What's the Issue?

There are specialized relationships that have evolved over time between plants and insects. These relationships are referred to as symbiotic, and they are vital to the life cycle of many pollinators. One of the most notorious symbiotic relationships is between the monarch butterfly and milkweed plant species. Adult female monarch butterflies lay their eggs on milkweed and their larvae feed and depend on the plant for survival. 

Invasive plants such as pale and black swallow-worts can easily overtake areas where milkweed and other beneficial native plants grow. When this happens, the life cycles of monarchs and other pollinators are impacted. 

What You Can Do To Help

  • Introduce milkweed and other pollinator host pants to your property (see videos below).

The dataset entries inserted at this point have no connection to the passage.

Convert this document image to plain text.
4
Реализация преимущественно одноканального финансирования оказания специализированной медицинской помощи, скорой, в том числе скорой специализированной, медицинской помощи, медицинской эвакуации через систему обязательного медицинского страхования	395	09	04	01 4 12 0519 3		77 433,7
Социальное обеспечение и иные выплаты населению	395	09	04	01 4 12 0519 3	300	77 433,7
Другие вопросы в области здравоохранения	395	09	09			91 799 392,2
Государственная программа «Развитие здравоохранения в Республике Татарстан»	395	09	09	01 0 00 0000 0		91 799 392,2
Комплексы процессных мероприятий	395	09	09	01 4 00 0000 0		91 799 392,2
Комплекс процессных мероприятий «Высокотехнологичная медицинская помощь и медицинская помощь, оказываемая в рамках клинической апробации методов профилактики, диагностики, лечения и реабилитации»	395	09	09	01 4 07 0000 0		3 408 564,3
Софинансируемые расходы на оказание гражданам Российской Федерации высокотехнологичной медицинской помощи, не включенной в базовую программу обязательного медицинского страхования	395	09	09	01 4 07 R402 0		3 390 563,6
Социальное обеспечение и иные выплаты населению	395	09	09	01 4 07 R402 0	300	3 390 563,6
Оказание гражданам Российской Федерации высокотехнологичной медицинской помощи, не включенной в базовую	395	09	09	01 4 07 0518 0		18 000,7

  • Learn more about monarch butterfly migration.

  • Learn about native plants for pollinators and beneficial insects in the Great Lakes region in this great guide created by the Xerces Society

  • Search for and remove swallow-wort and other invasive plants from your property (see swallow-wort management details below).

Growing Milkweed

Harvesting and Planting Milkweed Seeds

Identifying Swallow-wort

Native to Ukraine, parts of Russia and the Mediterranean regions of Europe, black and pale swallow-wort were introduced as ornamental plants in the 1800s. They are perennial, herbaceous vines that grown dense stands that smother out understory vegetation and trees. Swallow-worts also release toxins into the soil that make it unsuitable for other plants to grow.

Management Options

Prevention: Once established, swallow-wort is difficult to control. Monitor for populations in late summer, when the plants turn golden yellow and pods are present but not open. Stay out of infested areas during seed dispersal to prevent seed dissemination to unaffected areas. Likewise, clean your boots, ATVs, and other equipment when coming out of infested areas.
Initial control efforts should concentrate on plants in sunny areas since they will produce the most seeds.
Physical/Mechanical Control: Small patches can be dug out by hand. The entire plant must be removed and destroyed. To prevent seed dispersal, pods should be removed before they open and then burned. Large stands can be managed by consistent mowing when pods are very small (May-July). Controlled burning is not effective and may improve site conditions for swallow-wort seedling establishment.
Chemical Control: Triclopyr or glyphosate can be applied to foliage prior to seed set typically in late June to mid-July for the northern New York region. The use of surfactants helps herbicides penetrate the waxy leaf coating. Be sure to follow all instructions on chemical labels.